L’extrait analysé va du début de l’acte I scène 3 au vers 185 (« Madame, Alcippe vient, il aura de l’ombrage« )

Le Menteur, acte I scène 3, introduction

La pièce Le Menteur est une comédie en cinq actes et en vers écrite par Pierre Corneille (1606-1684) en 1644, soit sept ans après Le Cid.

Par son personnage principal exubérant, Dorante, et l’art de l’illusion et du mensonge, cette pièce peut être rattachée au mouvement littéraire du baroque. (Voir la fiche de lecture complète sur Le Menteur de Corneille)

L’extrait étudié est la scène 3 de l’Acte I. Dorante et son valet Cliton viennent de rencontrer au jardin des Tuileries Clarice et Lucrèce. Dans la scène précédente, Dorante déclare sa flamme à Clarice qui souhaite prendre le temps de ressentir ce même sentiment.

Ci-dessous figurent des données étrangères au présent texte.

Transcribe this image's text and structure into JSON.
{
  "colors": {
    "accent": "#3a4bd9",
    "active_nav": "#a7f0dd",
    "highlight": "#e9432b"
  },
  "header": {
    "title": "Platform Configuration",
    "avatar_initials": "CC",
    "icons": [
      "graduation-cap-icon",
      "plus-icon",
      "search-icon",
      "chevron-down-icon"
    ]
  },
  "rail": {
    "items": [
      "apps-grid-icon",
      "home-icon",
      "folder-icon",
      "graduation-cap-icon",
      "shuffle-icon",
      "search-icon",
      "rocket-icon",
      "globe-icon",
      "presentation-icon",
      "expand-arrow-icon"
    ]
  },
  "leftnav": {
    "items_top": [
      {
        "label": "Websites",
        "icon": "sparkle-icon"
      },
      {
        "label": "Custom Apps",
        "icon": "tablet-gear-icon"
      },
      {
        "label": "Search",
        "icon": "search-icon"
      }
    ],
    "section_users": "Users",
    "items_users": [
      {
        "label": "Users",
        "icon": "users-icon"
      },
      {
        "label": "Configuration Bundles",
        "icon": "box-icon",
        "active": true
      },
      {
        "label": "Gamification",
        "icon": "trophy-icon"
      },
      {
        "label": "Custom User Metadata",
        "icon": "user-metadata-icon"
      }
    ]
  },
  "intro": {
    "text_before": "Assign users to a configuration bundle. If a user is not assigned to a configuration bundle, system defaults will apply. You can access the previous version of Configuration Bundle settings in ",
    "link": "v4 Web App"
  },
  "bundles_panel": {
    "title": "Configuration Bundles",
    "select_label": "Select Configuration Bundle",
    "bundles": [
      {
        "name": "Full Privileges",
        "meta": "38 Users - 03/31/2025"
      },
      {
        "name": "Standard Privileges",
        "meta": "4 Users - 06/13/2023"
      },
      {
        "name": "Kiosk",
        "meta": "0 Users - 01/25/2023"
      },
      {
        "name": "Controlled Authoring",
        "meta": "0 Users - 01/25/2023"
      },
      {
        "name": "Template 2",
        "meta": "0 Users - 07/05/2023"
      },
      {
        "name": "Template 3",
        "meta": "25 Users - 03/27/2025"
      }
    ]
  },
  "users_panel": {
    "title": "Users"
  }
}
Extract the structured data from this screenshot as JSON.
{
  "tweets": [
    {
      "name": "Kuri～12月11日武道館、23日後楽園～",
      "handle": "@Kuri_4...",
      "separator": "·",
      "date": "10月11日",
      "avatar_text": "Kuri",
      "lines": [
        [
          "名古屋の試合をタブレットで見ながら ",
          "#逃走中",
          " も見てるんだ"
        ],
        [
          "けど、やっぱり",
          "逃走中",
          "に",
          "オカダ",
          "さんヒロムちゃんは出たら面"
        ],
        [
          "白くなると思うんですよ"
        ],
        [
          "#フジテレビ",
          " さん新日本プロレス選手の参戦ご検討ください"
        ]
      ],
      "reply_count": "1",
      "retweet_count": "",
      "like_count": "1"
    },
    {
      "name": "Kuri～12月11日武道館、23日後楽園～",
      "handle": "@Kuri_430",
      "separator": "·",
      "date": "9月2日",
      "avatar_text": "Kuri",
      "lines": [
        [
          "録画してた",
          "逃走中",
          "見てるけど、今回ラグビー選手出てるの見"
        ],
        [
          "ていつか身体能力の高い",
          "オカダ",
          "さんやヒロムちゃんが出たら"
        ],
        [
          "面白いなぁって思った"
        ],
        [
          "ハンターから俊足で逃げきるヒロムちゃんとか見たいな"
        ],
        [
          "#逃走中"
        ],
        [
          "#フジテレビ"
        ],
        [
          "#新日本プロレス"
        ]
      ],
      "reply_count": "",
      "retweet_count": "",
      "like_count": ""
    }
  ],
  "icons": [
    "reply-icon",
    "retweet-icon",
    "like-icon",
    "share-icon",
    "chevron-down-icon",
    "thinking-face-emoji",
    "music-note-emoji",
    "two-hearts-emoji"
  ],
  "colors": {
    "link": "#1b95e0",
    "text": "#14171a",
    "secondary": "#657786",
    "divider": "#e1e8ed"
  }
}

Dans cette scène 3, cinq personnages sont présents sur scène : Dorante, Clarice, Lucrèce, Isabelle et Cliton.

Extrait étudié

SCÈNE III
DORANTE, CLARICE, LUCRÈCE, ISABELLE, CLITON. DORANTE.

DORANTE.
C’est l’effet du malheur qui partout m’accompagne.
Depuis que j’ai quitté les guerres d’Allemagne,
C’est-à-dire du moins depuis un an entier,
Je suis et jour et nuit dedans votre quartier ;
Je vous cherche en tous lieux, au bal, aux promenades ;
Vous n’avez que de moi reçu des sérénades ;
Et je n’ai pu trouver que cette occasion
À vous entretenir de mon affection.

CLARICE.
Quoi ! vous avez donc vu l’Allemagne et la guerre ?

DORANTE.
Je m’y suis fait quatre ans craindre comme un tonnerre.

CLITON.
Que lui va-t-il conter ?

DORANTE.
Et durant ces quatre ans
Il ne s’est fait combats, ni sièges importants,
Nos armes n’ont jamais remporté de victoire,
Où cette main n’ait eu bonne part à la gloire :
Et même la gazette a souvent divulgué…

CLITON, le tirant par la basque.
Savez-vous bien, Monsieur, que vous extravaguez ?

DORANTE.
Tais-toi.

CLITON.Vous rêvez, dis-je, ou…

DORANTE.
Tais-toi, misérable.

CLITON.
Vous venez de Poitiers, ou je me donne au diable ;
Vous en revîntes hier.

DORANTE, à Cliton.
Te tairas-tu, maraud ?
Mon nom dans nos succès s’était mis assez haut
Pour faire quelque bruit sans beaucoup d’injustice ;
Et je suivrais encore un si noble exercice,
N’était que l’autre hiver, faisant ici ma cour,
Je vous vis, et je fus retenu par l’amour.
Attaqué par vos yeux, je leur rendis les armes ;
Je me fis prisonnier de tant d’aimables charmes ;
Je leur livrai mon âme ; et ce cœur généreux
Dès ce premier moment oublia tout pour eux.
Vaincre dans les combats, commander dans l’armée,
De mille exploits fameux enfler ma renommée,
Et tous ces nobles soins qui m’avoient su ravir,
Cédèrent aussitôt à ceux de vous servir.

ISABELLE, à Clarice, tout bas.
Madame, Alcippe vient ; il aura de l’ombrage.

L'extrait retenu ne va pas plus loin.